To send seven hundred men to sea in a mastless transport with insufficient officers, and a scant number of petty officers, tends to breed bad habits which are carried into the regular cruiser to its detriment.
It is impossible in these barracks on the sea to give the men individual instruction in this the only formative period they have, with the few officers the exigencies of the service allow to these vessels, and the principal problem that will fall upon them is to find something for the men to do as an offset to idleness.

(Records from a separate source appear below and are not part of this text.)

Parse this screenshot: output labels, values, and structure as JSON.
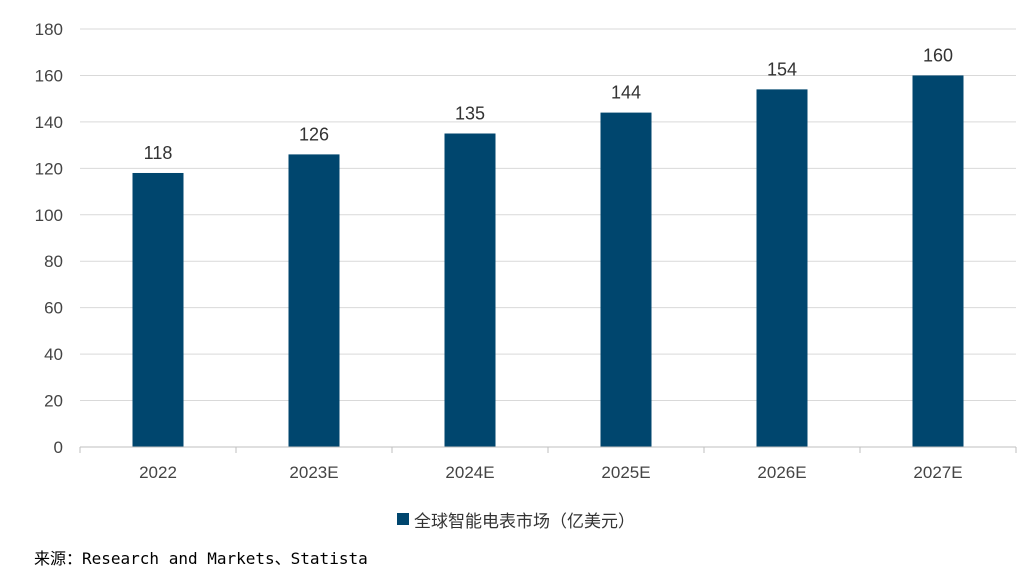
{
  "colors": {
    "bar": "#00466e",
    "gridline": "#d9d9d9",
    "axis": "#bfbfbf"
  },
  "chart_data": {
    "type": "bar",
    "categories": [
      "2022",
      "2023E",
      "2024E",
      "2025E",
      "2026E",
      "2027E"
    ],
    "series": [
      {
        "name": "全球智能电表市场（亿美元）",
        "values": [
          118,
          126,
          135,
          144,
          154,
          160
        ]
      }
    ],
    "ylim": [
      0,
      180
    ],
    "yticks": [
      0,
      20,
      40,
      60,
      80,
      100,
      120,
      140,
      160,
      180
    ],
    "grid": true,
    "data_labels": true,
    "legend_position": "bottom"
  },
  "legend": {
    "label": "全球智能电表市场（亿美元）"
  },
  "source": "来源：Research and Markets、Statista"
}
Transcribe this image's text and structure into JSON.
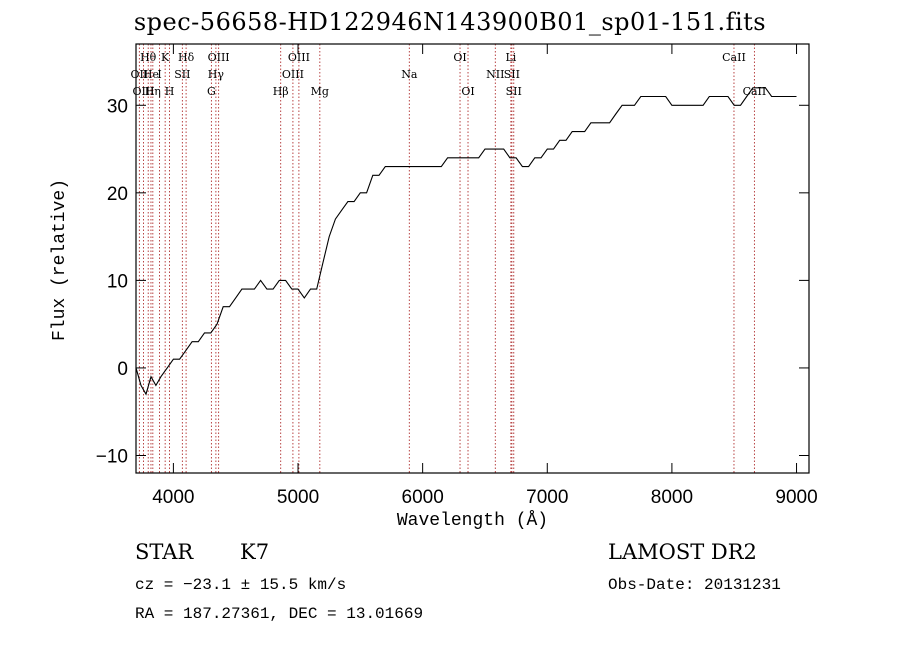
{
  "title": "spec-56658-HD122946N143900B01_sp01-151.fits",
  "info": {
    "class": "STAR",
    "subclass": "K7",
    "survey": "LAMOST DR2",
    "cz": "cz = −23.1 ± 15.5 km/s",
    "obs_date": "Obs-Date: 20131231",
    "radec": "RA = 187.27361, DEC =  13.01669"
  },
  "chart_data": {
    "type": "line",
    "xlabel": "Wavelength (Å)",
    "ylabel": "Flux (relative)",
    "xlim": [
      3700,
      9100
    ],
    "ylim": [
      -12,
      37
    ],
    "xticks": [
      4000,
      5000,
      6000,
      7000,
      8000,
      9000
    ],
    "yticks": [
      -10,
      0,
      10,
      20,
      30
    ],
    "grid": false,
    "series": [
      {
        "x": [
          3700,
          3740,
          3780,
          3820,
          3860,
          3900,
          3950,
          4000,
          4050,
          4100,
          4150,
          4200,
          4250,
          4300,
          4350,
          4400,
          4450,
          4500,
          4550,
          4600,
          4650,
          4700,
          4750,
          4800,
          4850,
          4900,
          4950,
          5000,
          5050,
          5100,
          5150,
          5200,
          5250,
          5300,
          5350,
          5400,
          5450,
          5500,
          5550,
          5600,
          5650,
          5700,
          5750,
          5800,
          5850,
          5900,
          5950,
          6000,
          6050,
          6100,
          6150,
          6200,
          6250,
          6300,
          6350,
          6400,
          6450,
          6500,
          6550,
          6600,
          6650,
          6700,
          6750,
          6800,
          6850,
          6900,
          6950,
          7000,
          7050,
          7100,
          7150,
          7200,
          7250,
          7300,
          7350,
          7400,
          7450,
          7500,
          7550,
          7600,
          7650,
          7700,
          7750,
          7800,
          7850,
          7900,
          7950,
          8000,
          8050,
          8100,
          8150,
          8200,
          8250,
          8300,
          8350,
          8400,
          8450,
          8500,
          8550,
          8600,
          8650,
          8700,
          8750,
          8800,
          8850,
          8900,
          8950,
          9000
        ],
        "y": [
          0,
          -2,
          -3,
          -1,
          -2,
          -1,
          0,
          1,
          1,
          2,
          3,
          3,
          4,
          4,
          5,
          7,
          7,
          8,
          9,
          9,
          9,
          10,
          9,
          9,
          10,
          10,
          9,
          9,
          8,
          9,
          9,
          12,
          15,
          17,
          18,
          19,
          19,
          20,
          20,
          22,
          22,
          23,
          23,
          23,
          23,
          23,
          23,
          23,
          23,
          23,
          23,
          24,
          24,
          24,
          24,
          24,
          24,
          25,
          25,
          25,
          25,
          24,
          24,
          23,
          23,
          24,
          24,
          25,
          25,
          26,
          26,
          27,
          27,
          27,
          28,
          28,
          28,
          28,
          29,
          30,
          30,
          30,
          31,
          31,
          31,
          31,
          31,
          30,
          30,
          30,
          30,
          30,
          30,
          31,
          31,
          31,
          31,
          30,
          30,
          31,
          32,
          32,
          32,
          31,
          31,
          31,
          31,
          31
        ]
      }
    ],
    "line_markers": [
      {
        "label": "Hθ",
        "wl": 3798,
        "row": 1
      },
      {
        "label": "OII",
        "wl": 3727,
        "row": 2
      },
      {
        "label": "OIII",
        "wl": 3760,
        "row": 3
      },
      {
        "label": "He",
        "wl": 3820,
        "row": 2
      },
      {
        "label": "Hη",
        "wl": 3835,
        "row": 3
      },
      {
        "label": "K",
        "wl": 3934,
        "row": 1
      },
      {
        "label": "H",
        "wl": 3969,
        "row": 3
      },
      {
        "label": "I",
        "wl": 3889,
        "row": 2
      },
      {
        "label": "SII",
        "wl": 4072,
        "row": 2
      },
      {
        "label": "Hδ",
        "wl": 4102,
        "row": 1
      },
      {
        "label": "OIII",
        "wl": 4363,
        "row": 1
      },
      {
        "label": "Hγ",
        "wl": 4341,
        "row": 2
      },
      {
        "label": "G",
        "wl": 4305,
        "row": 3
      },
      {
        "label": "OIII",
        "wl": 5007,
        "row": 1
      },
      {
        "label": "OIII",
        "wl": 4959,
        "row": 2
      },
      {
        "label": "Hβ",
        "wl": 4861,
        "row": 3
      },
      {
        "label": "Mg",
        "wl": 5175,
        "row": 3
      },
      {
        "label": "Na",
        "wl": 5893,
        "row": 2
      },
      {
        "label": "OI",
        "wl": 6300,
        "row": 1
      },
      {
        "label": "OI",
        "wl": 6364,
        "row": 3
      },
      {
        "label": "Li",
        "wl": 6708,
        "row": 1
      },
      {
        "label": "NII",
        "wl": 6583,
        "row": 2
      },
      {
        "label": "SII",
        "wl": 6716,
        "row": 2
      },
      {
        "label": "SII",
        "wl": 6731,
        "row": 3
      },
      {
        "label": "CaII",
        "wl": 8498,
        "row": 1
      },
      {
        "label": "CaII",
        "wl": 8662,
        "row": 3
      }
    ]
  }
}
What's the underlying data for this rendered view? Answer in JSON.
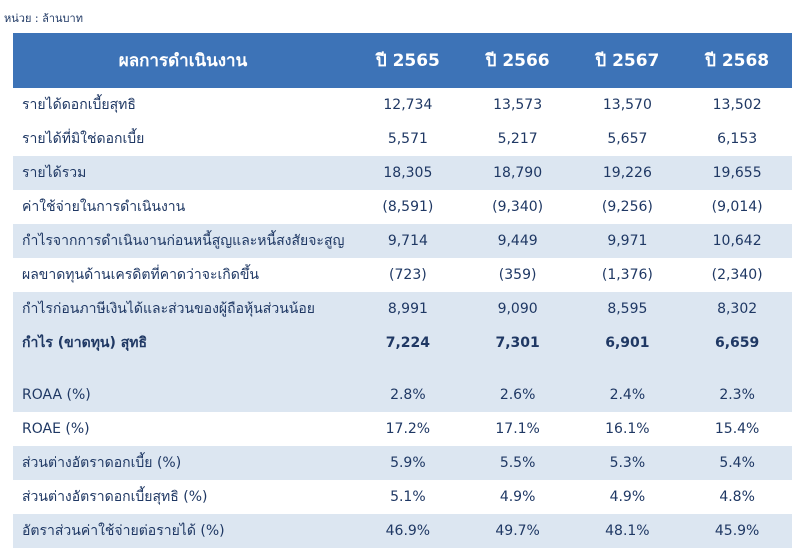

How much better then to put the recruits on board of a ship like the Lancaster with flush decks and clear daylight, where the preliminary work of making a sailor can be carried on under constant supervision of those in authority. It is a well known fact that the foreign cruises with which many men are allured into the service are regarded by them as a cheap means of seeing the world, and they return from these cruises with their object accomplished and are ready to go to their homes. This they do frequently without reference to the sacred contract entered into between them and the government. There is a marked case, I understand, where men so enticed into the service by the advertisement of the recruiting office, claimed that they had an unwritten agreement with the recruiting officer which entitled them to be returned to their homes for an extended leave after they had made the grand tour of Europe, and that the government had no right to send them to the Philippines where their services were in great demand, until at least their verbal contract had been complied with.
It is impossible for men to gain sea habits in the short period of any single cruise and therefore a location for the training ship which will give the greatest opportunity for constant and systematic drill as set forth in Lieut.-Commander Fullam's paper will be the best for the recruits. The weeks sea service in each month give the men a taste of what the sea life is and that is all that can be hoped for in a training school. They have a foundation on which to build and the structure must depend on their cruise under actual service conditions.
The period in port gives an opportunity to develop the handling of boats by the young men entering the navy and a knowledge of this work is one of the prime requisites for our man-of-warsmen of to-day. Too much importance cannot be laid on the suggestion of Lieut.-Commander Fullam, that boats should be available for officers at any time and they be encouraged to use them on all possible occasions. Why should it be difficult for officers to get passage to or from the shore or other ships in their own boats? Let the officers feel that the boats are for their use. and encourage them to use pulling boats rather than steam launches, and you will not have neglected duties because they must catch the scheduled boat for the shore. With this authority accorded them, officers would not reply to a question "are you going ashore or not?" by a hurried scramble to the deck and boat, but they would say, "no, I must finish this work and I will take my own boat later on and meet you where you will."
I would go farther than did the lecturer when he states, "But there must not be too much concentration of authority in an office on shore." I would absolutely have no "office of naval training" on shore but place it on the ship itself. "To systematize the training service and to exercise general control and supervision over the work," I would strongly favor a Commander-in-Chief living afloat and among the men whom he controls. Preferably this should be a Flag Officer who can, if he sees that one ship is managed in better detail, start the others in emulation and assimilate the benefits among the entire squadron. Then when the embryo sailor graduates from the training ship he will be qualified to carry on the same kind of work, as his mates, which under the present system is anything but uniform. An office on shore will add to the clerical work of the different commanding officers to the determent of the object for which he is detailed to his ship.